EPrints Technical Mailing List Archive

Message: #04445


< Previous (by date) | Next (by date) > | < Previous (in thread) | Next (in thread) > | Messages - Most Recent First | Threads - Most Recent First

[EP-tech] Searching through multilang fields


Hi all,

First of all I started a new thread, since the objective of the question has strayed from its original form (nothing to do with finding selected language from configuration) and the new question is quite self contained.
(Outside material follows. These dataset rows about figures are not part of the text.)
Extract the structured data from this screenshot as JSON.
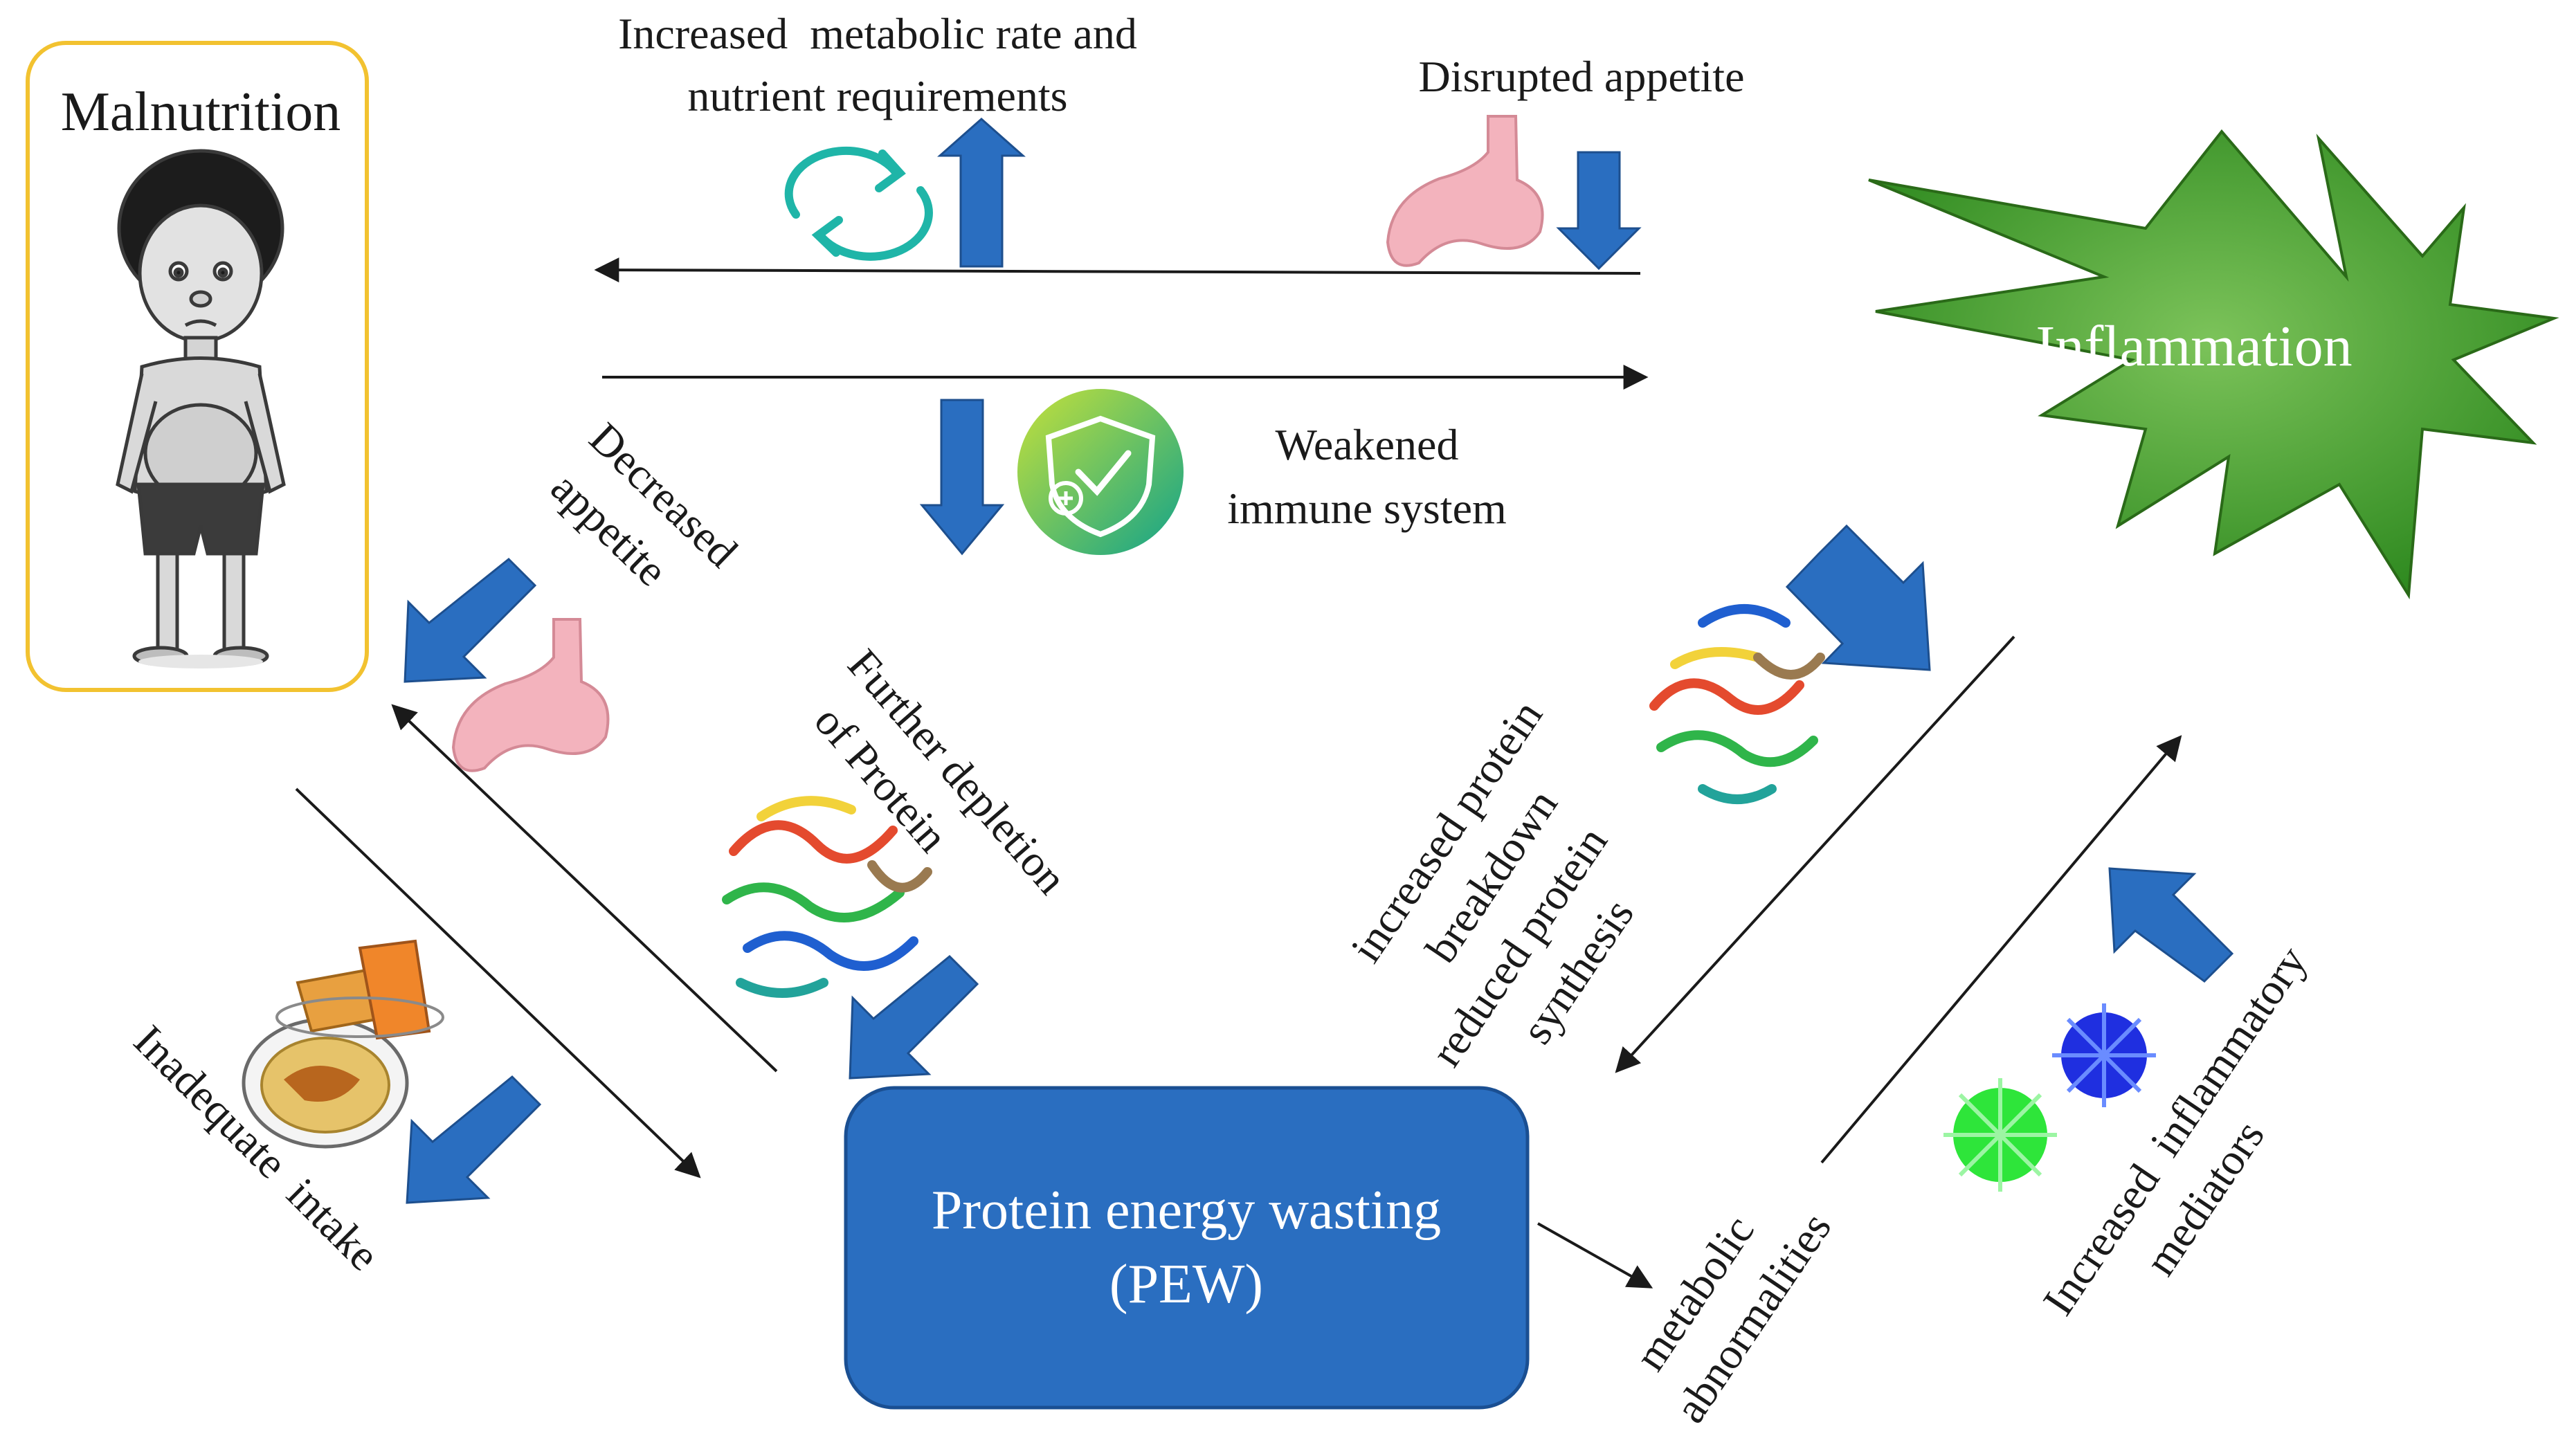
{
  "nodes": {
    "malnutrition": "Malnutrition",
    "inflammation": "Inflammation",
    "pew_line1": "Protein energy wasting",
    "pew_line2": "(PEW)"
  },
  "labels": {
    "metabolic_rate_line1": "Increased  metabolic rate and",
    "metabolic_rate_line2": "nutrient requirements",
    "disrupted_appetite": "Disrupted appetite",
    "immune_line1": "Weakened",
    "immune_line2": "immune system",
    "decreased_line1": "Decreased",
    "decreased_line2": "appetite",
    "inadequate_intake": "Inadequate  intake",
    "depletion_line1": "Further depletion",
    "depletion_line2": "of Protein",
    "breakdown_line1": "increased protein",
    "breakdown_line2": "breakdown",
    "breakdown_line3": "reduced protein",
    "breakdown_line4": "synthesis",
    "metabolic_line1": "metabolic",
    "metabolic_line2": "abnormalities",
    "mediators_line1": "Increased  inflammatory",
    "mediators_line2": "mediators"
  },
  "colors": {
    "malnutrition_border": "#f2c230",
    "inflammation_fill": "#3f9a2a",
    "pew_fill": "#2a6ec0",
    "block_arrow": "#2a6ec0",
    "stomach": "#f3b3bd",
    "cycle_icon": "#1fb5a8",
    "shield_icon": "#2bb87a",
    "mediator_blue": "#1f2fe0",
    "mediator_green": "#2ee53a"
  },
  "icons": [
    "child-figure-icon",
    "cycle-arrows-icon",
    "stomach-icon",
    "shield-check-icon",
    "protein-structure-icon",
    "food-plate-icon",
    "mediator-cell-icon"
  ]
}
Secondly, I did some research before asking for further help, and here are my findings (I am using the *title* field in these examples):

1) Each multilang eprints field generates three additional fields in every eprint__ordervalue_xx table of your database (where xx may stand for en, el, etc.), namely: ml_title_text, ml_title_lang, ml_title_text (all of them are of type longtext)
2) The peculiar thing is that all language texts are stored in the ml_title_text field of *every* eprint__ordervalues_xx table. What I mean is that each eprint__ordervalue_xx language table (eg. en, el) contains the exact same information.
3) When performing an API search to see how searching the ml_title field is performed using the following code (which just searches for the "title" keyword within our multilang ml_title field):

use EPrints;
my $ep = EPrints->new();
my $repo = $ep->repository( "testpamak1" );
my $ds = $repo->dataset("archive");
my $an_eprint = $repo->eprint( 23 );

$list = $ds->search(search_fields => [{
    meta_fields => [qw( ml_title )], value => "title",
  }]);


the generated SQL was:

SELECT `eprint`.`eprintid` FROM `eprint`, `eprint__rindex` AS `eprint__rindex` WHERE `eprint`.`eprintid`=`eprint__rindex`.`eprintid` AND (`eprint`.`eprint_status` = 'archive' AND `eprint__rindex`.`field`='ml_title_text' AND `eprint__rindex`.`word`='title') GROUP BY `eprint`.`eprintid`

Meaning that the real search was performed in the eprint__rindex table. This table has a 'field' column and a 'word' column, where the 'field' column in our case is 'ml_title' and the 'word' column equals to our search keyword, which is 'title'.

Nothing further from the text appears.